Martin called last night.
It was the first time we heard from him in almost two weeks.
Every time he’s called in the past, he always seemed a little disoriented about the dates. To him, the weeks have flown by; he’s been so busy. And with little access to the outside world and absolutely no access to the Internet, it’s been easy for him to lose track of the seasons and current events, and it wouldn’t have surprised me if he didn’t immediately recall that our wedding anniversary is later this week, but he did.
He remembered, and wished me a happy anniversary right away.
Such a good man.
This is the first time in our marriage that we are apart on our anniversary.
Last year, we renewed our vows in a small ceremony with our family and friends in Cincinnati.
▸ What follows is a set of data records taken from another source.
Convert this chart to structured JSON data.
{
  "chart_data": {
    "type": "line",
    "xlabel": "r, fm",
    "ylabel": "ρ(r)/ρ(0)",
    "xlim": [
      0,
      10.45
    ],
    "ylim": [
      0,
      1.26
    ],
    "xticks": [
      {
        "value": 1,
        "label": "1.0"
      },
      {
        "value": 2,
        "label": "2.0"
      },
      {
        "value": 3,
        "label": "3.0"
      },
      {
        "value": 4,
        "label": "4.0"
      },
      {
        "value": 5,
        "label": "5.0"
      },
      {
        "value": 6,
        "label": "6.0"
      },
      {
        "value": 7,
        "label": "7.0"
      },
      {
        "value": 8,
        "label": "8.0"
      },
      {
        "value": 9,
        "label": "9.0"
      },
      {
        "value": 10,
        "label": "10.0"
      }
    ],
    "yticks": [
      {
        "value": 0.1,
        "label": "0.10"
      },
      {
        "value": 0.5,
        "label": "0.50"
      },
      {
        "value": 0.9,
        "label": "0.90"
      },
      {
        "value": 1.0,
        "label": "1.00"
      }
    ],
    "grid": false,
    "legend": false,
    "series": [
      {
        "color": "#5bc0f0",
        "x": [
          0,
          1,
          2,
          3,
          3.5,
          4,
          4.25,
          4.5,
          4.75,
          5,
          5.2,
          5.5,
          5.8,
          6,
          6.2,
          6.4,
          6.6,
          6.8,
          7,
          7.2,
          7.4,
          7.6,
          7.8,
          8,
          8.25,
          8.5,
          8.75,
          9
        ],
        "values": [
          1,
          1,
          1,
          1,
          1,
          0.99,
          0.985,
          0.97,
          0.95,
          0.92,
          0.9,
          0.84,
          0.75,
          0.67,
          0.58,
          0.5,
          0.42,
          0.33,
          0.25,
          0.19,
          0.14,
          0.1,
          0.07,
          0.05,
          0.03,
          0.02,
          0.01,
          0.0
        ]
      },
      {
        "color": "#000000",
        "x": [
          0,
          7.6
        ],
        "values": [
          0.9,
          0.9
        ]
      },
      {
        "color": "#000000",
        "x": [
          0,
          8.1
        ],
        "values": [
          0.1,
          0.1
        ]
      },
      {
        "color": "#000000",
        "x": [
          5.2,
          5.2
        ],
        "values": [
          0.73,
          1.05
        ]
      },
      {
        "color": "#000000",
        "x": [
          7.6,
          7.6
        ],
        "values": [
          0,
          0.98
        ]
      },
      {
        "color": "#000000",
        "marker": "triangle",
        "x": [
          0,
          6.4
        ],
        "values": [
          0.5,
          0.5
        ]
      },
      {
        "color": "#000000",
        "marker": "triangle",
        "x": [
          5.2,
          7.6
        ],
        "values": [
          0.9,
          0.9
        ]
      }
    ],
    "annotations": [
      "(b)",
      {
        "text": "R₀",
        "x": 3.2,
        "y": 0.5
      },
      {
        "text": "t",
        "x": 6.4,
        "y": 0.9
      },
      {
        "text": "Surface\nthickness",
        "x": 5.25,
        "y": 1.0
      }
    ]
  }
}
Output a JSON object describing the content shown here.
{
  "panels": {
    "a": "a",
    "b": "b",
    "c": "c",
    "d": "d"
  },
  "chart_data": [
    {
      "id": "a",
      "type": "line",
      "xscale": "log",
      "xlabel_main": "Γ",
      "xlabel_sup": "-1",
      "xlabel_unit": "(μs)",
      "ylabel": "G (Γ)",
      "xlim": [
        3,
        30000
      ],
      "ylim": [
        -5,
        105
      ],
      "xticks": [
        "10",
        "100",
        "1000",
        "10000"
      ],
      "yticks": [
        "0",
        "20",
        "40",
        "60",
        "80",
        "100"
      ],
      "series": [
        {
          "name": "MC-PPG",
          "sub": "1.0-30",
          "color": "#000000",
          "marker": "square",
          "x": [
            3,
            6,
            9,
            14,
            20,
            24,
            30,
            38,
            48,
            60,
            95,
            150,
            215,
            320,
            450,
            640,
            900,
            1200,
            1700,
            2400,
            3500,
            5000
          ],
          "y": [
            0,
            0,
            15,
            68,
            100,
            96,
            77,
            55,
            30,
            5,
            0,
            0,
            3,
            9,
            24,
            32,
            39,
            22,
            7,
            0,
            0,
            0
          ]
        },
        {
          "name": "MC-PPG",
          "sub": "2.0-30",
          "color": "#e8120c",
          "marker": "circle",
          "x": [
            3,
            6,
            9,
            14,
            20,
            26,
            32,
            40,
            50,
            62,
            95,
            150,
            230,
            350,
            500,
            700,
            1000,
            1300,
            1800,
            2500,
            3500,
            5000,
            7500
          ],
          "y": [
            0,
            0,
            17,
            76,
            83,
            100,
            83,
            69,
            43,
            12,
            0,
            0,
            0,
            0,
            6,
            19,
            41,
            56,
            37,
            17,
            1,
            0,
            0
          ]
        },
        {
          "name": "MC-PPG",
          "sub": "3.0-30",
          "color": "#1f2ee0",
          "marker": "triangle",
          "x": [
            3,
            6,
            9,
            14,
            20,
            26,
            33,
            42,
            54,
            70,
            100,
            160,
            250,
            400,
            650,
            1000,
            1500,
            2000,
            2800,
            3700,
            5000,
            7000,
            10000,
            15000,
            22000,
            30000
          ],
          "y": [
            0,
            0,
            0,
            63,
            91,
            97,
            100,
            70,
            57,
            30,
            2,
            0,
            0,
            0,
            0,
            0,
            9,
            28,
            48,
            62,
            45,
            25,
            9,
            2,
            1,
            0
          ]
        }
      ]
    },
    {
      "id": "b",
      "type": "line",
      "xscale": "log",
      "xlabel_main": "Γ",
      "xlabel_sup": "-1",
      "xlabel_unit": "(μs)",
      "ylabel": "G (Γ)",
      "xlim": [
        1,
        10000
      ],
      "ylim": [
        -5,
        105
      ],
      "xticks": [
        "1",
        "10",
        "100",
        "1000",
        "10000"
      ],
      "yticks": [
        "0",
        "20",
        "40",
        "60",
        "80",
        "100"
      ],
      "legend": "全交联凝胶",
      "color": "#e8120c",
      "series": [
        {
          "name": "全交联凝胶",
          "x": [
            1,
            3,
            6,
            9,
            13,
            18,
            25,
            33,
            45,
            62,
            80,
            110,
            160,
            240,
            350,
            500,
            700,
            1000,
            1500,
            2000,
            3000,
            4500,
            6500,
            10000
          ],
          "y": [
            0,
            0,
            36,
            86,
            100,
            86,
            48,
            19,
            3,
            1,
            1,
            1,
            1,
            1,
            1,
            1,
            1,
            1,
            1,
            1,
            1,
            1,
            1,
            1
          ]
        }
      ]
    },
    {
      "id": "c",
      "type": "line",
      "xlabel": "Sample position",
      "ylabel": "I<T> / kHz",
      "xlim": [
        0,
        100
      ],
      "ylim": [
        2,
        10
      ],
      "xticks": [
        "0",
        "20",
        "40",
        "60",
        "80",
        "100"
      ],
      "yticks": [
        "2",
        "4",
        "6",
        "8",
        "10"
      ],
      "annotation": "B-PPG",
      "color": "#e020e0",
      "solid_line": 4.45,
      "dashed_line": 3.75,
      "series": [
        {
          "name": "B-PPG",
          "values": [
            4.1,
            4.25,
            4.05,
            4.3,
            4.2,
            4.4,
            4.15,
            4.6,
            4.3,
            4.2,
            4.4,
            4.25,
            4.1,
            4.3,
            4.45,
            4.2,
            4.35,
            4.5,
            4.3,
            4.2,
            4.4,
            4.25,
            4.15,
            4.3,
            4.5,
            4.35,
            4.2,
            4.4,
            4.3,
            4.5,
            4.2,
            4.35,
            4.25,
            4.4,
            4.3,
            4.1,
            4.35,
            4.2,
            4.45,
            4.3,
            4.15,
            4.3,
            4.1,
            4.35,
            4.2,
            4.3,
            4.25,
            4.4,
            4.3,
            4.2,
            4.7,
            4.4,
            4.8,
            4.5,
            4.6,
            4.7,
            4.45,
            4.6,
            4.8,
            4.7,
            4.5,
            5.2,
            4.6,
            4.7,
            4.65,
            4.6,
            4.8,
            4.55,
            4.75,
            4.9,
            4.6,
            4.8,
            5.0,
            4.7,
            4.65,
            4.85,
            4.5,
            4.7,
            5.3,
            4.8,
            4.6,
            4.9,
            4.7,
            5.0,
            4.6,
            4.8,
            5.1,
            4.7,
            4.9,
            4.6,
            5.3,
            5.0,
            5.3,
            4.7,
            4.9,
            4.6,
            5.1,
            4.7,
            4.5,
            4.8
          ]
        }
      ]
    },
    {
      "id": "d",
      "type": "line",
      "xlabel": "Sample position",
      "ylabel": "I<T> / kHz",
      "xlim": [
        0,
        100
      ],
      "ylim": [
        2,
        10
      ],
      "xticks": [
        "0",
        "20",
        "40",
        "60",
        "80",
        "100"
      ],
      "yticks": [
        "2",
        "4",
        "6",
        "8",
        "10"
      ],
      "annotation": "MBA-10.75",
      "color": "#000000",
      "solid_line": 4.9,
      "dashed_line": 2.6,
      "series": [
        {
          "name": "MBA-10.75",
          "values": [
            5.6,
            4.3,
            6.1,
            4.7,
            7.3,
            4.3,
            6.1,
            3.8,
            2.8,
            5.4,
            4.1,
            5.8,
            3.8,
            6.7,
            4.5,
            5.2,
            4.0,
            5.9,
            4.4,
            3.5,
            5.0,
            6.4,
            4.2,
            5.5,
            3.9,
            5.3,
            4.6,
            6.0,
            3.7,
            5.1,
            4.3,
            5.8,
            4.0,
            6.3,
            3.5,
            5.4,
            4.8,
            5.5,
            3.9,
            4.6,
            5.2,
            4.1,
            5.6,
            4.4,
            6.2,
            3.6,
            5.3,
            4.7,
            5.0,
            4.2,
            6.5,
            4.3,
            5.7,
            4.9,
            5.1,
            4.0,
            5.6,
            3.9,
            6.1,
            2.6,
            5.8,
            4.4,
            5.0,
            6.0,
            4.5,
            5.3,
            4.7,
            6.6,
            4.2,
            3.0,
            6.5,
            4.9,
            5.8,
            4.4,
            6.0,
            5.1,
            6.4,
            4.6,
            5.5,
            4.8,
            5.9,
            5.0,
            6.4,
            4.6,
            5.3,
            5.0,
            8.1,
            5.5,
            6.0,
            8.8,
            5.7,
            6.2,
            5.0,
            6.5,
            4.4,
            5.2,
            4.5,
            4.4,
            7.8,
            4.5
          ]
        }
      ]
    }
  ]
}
At the time, we were feeling pretty settled and in a good place — in our 30s with three kids and a nice house and steady income, living the dream — and we wanted to celebrate the milestone of keeping it together for a whole decade.
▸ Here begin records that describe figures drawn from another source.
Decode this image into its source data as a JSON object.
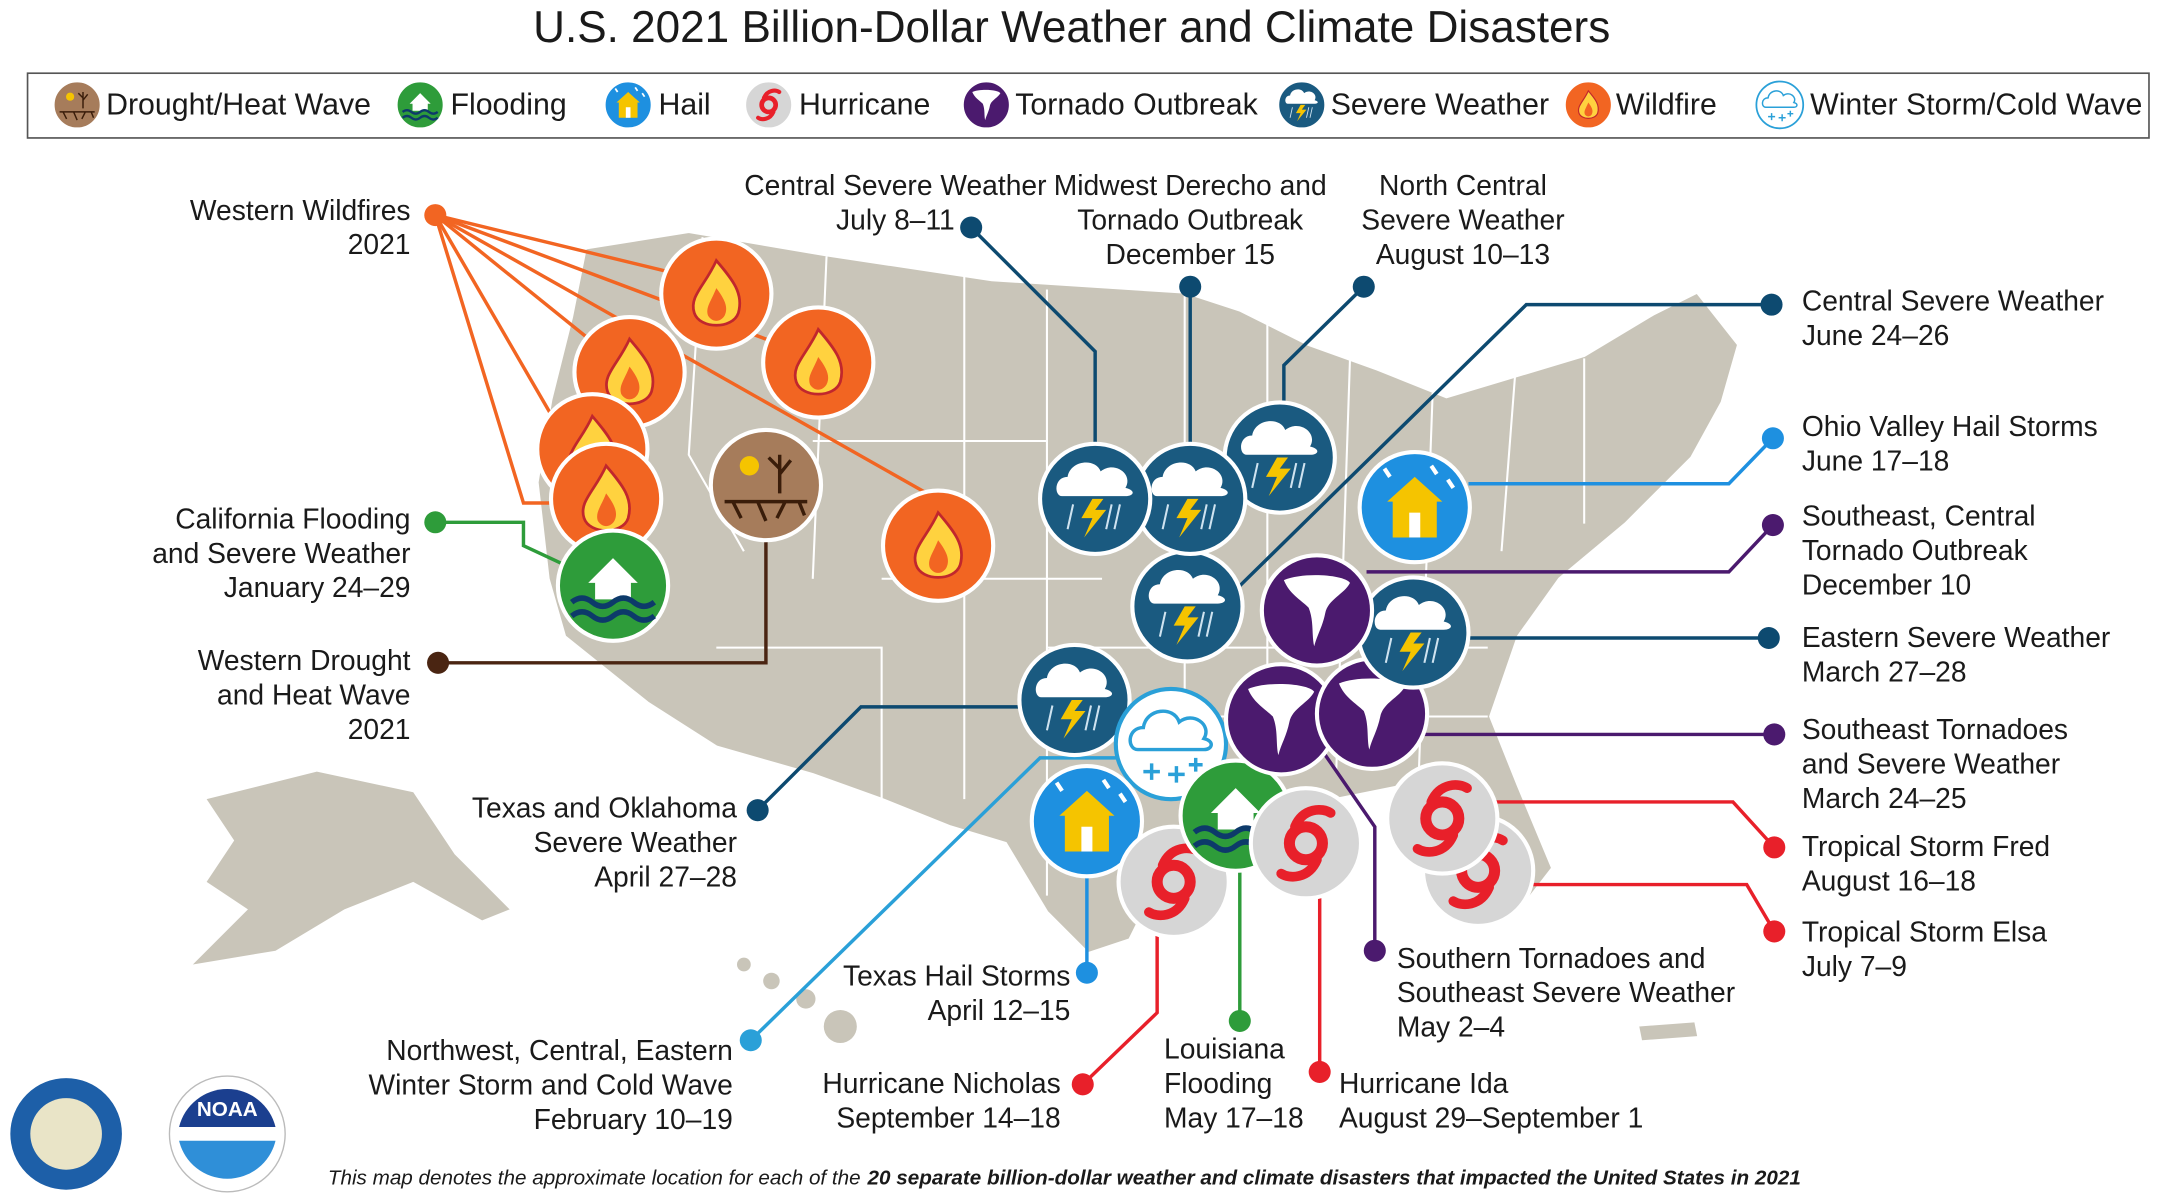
{
  "title": "U.S. 2021 Billion-Dollar Weather and Climate Disasters",
  "legend": [
    "Drought/Heat Wave",
    "Flooding",
    "Hail",
    "Hurricane",
    "Tornado Outbreak",
    "Severe Weather",
    "Wildfire",
    "Winter Storm/Cold Wave"
  ],
  "events": [
    {
      "lines": [
        "Western Wildfires",
        "2021"
      ]
    },
    {
      "lines": [
        "California Flooding",
        "and Severe Weather",
        "January 24–29"
      ]
    },
    {
      "lines": [
        "Western Drought",
        "and Heat Wave",
        "2021"
      ]
    },
    {
      "lines": [
        "Texas and Oklahoma",
        "Severe Weather",
        "April 27–28"
      ]
    },
    {
      "lines": [
        "Northwest, Central, Eastern",
        "Winter Storm and Cold Wave",
        "February 10–19"
      ]
    },
    {
      "lines": [
        "Texas Hail Storms",
        "April 12–15"
      ]
    },
    {
      "lines": [
        "Hurricane Nicholas",
        "September 14–18"
      ]
    },
    {
      "lines": [
        "Louisiana",
        "Flooding",
        "May 17–18"
      ]
    },
    {
      "lines": [
        "Hurricane Ida",
        "August 29–September 1"
      ]
    },
    {
      "lines": [
        "Southern Tornadoes and",
        "Southeast Severe Weather",
        "May 2–4"
      ]
    },
    {
      "lines": [
        "Tropical Storm Elsa",
        "July 7–9"
      ]
    },
    {
      "lines": [
        "Tropical Storm Fred",
        "August 16–18"
      ]
    },
    {
      "lines": [
        "Southeast Tornadoes",
        "and Severe Weather",
        "March 24–25"
      ]
    },
    {
      "lines": [
        "Eastern Severe Weather",
        "March 27–28"
      ]
    },
    {
      "lines": [
        "Southeast, Central",
        "Tornado Outbreak",
        "December 10"
      ]
    },
    {
      "lines": [
        "Ohio Valley Hail Storms",
        "June 17–18"
      ]
    },
    {
      "lines": [
        "Central Severe Weather",
        "June 24–26"
      ]
    },
    {
      "lines": [
        "North Central",
        "Severe Weather",
        "August 10–13"
      ]
    },
    {
      "lines": [
        "Midwest Derecho and",
        "Tornado Outbreak",
        "December 15"
      ]
    },
    {
      "lines": [
        "Central Severe Weather",
        "July 8–11"
      ]
    }
  ],
  "footnote": {
    "text": "This map denotes the approximate location for each of the",
    "bold": "20 separate billion-dollar weather and climate disasters that impacted the United States in 2021"
  },
  "logo": "NOAA"
}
At that moment one year ago, Martin joining the military again was not on our radar.
But there we were then, and here we are now.
Communicating through sporadic letters and phone calls.
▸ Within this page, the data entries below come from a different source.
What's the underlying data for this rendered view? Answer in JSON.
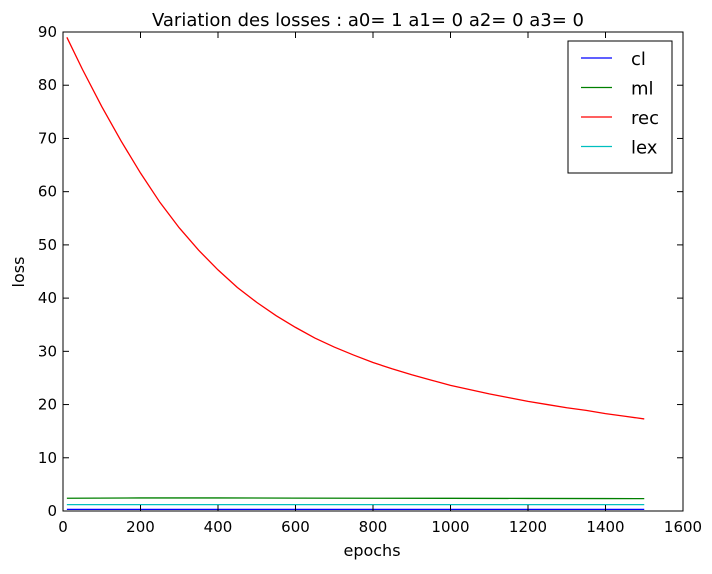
{
  "chart_data": {
    "type": "line",
    "title": "Variation des losses : a0= 1 a1= 0 a2= 0 a3= 0",
    "xlabel": "epochs",
    "ylabel": "loss",
    "xlim": [
      0,
      1600
    ],
    "ylim": [
      0,
      90
    ],
    "xticks": [
      0,
      200,
      400,
      600,
      800,
      1000,
      1200,
      1400,
      1600
    ],
    "yticks": [
      0,
      10,
      20,
      30,
      40,
      50,
      60,
      70,
      80,
      90
    ],
    "grid": false,
    "legend_position": "top-right",
    "series": [
      {
        "name": "cl",
        "color": "#0000ff",
        "x": [
          10,
          1500
        ],
        "y": [
          0.3,
          0.3
        ]
      },
      {
        "name": "ml",
        "color": "#008000",
        "x": [
          10,
          200,
          400,
          600,
          800,
          1000,
          1200,
          1400,
          1500
        ],
        "y": [
          2.4,
          2.45,
          2.45,
          2.42,
          2.4,
          2.38,
          2.36,
          2.34,
          2.33
        ]
      },
      {
        "name": "rec",
        "color": "#ff0000",
        "x": [
          10,
          50,
          100,
          150,
          200,
          250,
          300,
          350,
          400,
          450,
          500,
          550,
          600,
          650,
          700,
          750,
          800,
          850,
          900,
          950,
          1000,
          1050,
          1100,
          1150,
          1200,
          1250,
          1300,
          1350,
          1400,
          1450,
          1500
        ],
        "y": [
          89.0,
          83.0,
          76.0,
          69.5,
          63.5,
          58.0,
          53.2,
          49.0,
          45.3,
          42.0,
          39.2,
          36.7,
          34.5,
          32.5,
          30.8,
          29.3,
          27.9,
          26.7,
          25.6,
          24.6,
          23.6,
          22.8,
          22.0,
          21.3,
          20.6,
          20.0,
          19.4,
          18.9,
          18.3,
          17.8,
          17.3
        ]
      },
      {
        "name": "lex",
        "color": "#00bfbf",
        "x": [
          10,
          1500
        ],
        "y": [
          1.2,
          1.2
        ]
      }
    ]
  }
}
Disconnected as we individually deal with stressful situations.
Despite all that, though, I feel like we’re experiencing a different type of renewal this year.
And it’s not a benchmark, but a beginning.
So I’m not disappointed at all with our circumstances this anniversary.
Because even on the days when I’m overwhelmed and feel like an unbearable clamp is on my heart from the frustration and loneliness, I feel so confident that we’re right where we’re supposed to be.